£15k to save newt ‘ludicrous’ says council

Cheshire County Council has hit out at EU rules requiring it to find a new home for newts found on school land where building work is planned, arguing that a bill amounting to £15,000 per newt is 'ludicrous'.

Four great crested newts were found during a survey of the proposed building site at Fallibroome High School in Macclesfield.

The tracking, trapping and relocation of the newts cost the council £60,000.

Great crested newts are a protected species under European law and planning applications infringing their habitats are routinely turned down unless it can be shown that measures have been taken to safeguard their numbers.

Cheshire councillor Barrie Hardern has written to Environment Secretary Hilary Benn complaining about the excessive use of public money in this particular case.

“Around £15,000 per newt seems a ludicrous sum of money to me,” said Cllr Harden.

“They are a legally protected species under EU regulations because there are parts of Europe where they are quite rare.

“However in Cheshire we have in the order of 16,000 ponds and newts are widespread and locally abundant”.

“The EU regulations together with UK legislation carry substantial fines if we do not protect the newts as part of planning applications.
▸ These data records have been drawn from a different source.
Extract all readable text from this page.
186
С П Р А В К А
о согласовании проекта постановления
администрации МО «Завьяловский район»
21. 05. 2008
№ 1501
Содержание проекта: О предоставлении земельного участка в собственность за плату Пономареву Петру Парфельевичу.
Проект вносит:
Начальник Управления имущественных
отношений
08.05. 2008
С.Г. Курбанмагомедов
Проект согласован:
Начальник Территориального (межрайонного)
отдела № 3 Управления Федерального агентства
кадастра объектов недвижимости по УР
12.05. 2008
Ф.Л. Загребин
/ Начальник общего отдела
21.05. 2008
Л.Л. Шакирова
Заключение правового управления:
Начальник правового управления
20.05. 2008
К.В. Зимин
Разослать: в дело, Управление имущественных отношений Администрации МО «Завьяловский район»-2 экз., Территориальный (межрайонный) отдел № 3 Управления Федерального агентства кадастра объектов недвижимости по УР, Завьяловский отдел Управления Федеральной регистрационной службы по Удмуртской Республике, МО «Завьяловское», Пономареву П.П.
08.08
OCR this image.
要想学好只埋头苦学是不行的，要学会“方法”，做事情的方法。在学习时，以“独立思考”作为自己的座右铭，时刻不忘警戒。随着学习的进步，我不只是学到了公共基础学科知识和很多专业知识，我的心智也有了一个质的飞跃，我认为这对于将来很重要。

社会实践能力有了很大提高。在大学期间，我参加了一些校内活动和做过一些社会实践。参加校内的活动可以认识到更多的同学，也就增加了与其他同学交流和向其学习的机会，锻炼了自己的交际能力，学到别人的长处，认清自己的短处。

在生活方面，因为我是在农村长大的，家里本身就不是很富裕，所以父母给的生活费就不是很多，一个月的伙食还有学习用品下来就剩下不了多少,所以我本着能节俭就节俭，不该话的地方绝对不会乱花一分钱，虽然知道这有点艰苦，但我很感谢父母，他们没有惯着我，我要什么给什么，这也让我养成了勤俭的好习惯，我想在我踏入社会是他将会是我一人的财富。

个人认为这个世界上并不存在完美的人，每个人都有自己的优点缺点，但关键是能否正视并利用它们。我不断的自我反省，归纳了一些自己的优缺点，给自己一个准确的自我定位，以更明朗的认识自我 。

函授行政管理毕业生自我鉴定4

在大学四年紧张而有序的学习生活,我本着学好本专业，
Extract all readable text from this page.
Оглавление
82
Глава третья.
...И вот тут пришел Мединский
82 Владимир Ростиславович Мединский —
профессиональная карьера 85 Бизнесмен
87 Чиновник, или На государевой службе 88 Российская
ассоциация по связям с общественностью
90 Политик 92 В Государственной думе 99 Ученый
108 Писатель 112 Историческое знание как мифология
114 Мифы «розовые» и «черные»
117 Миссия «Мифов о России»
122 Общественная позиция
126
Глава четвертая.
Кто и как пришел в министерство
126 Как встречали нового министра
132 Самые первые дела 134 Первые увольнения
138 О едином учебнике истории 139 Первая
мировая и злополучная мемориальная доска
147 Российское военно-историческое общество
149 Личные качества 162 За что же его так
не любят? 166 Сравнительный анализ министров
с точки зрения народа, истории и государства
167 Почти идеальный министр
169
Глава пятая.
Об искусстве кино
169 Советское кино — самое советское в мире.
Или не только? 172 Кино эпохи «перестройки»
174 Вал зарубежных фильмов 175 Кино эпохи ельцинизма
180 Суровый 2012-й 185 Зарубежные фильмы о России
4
“I am very concerned about tax payers money being used in this way in what appears to be a ridiculous situation.

Great crested newts are Britain’s largest newt species, they can live for 27 years and grow up to 17cm long.

Appearing black in colour with orange or yellow bellies with black blotches, they can be found across northern Europe.

Like nearly all amphibians, Great Crested newts are dependent on weedy ponds and small lakes for breeding but usually spend most of their life on land.

There are estimated to be 400,000 Great Crested newts in the UK in 18,000 breeding sites.

Cllr Hardern is supported by Cheshire’s executive member for the Environment Andrew Needham who said: “I will be raising the issue at EU level with our European Members of Parliament.

“There is a growing national debate on this issue and we in this country rigorously uphold the law whether we like it or not but the time has come for a major rethink.

“The county council fully accepts its environmental responsibilities, and we aim to ensure that wildlife is properly protected from developments.

“However we do wonder if such sums of money would be better spent investing in improvements to the wider pond network, which would benefit not only great crested newts but all types of wetland wildlife.”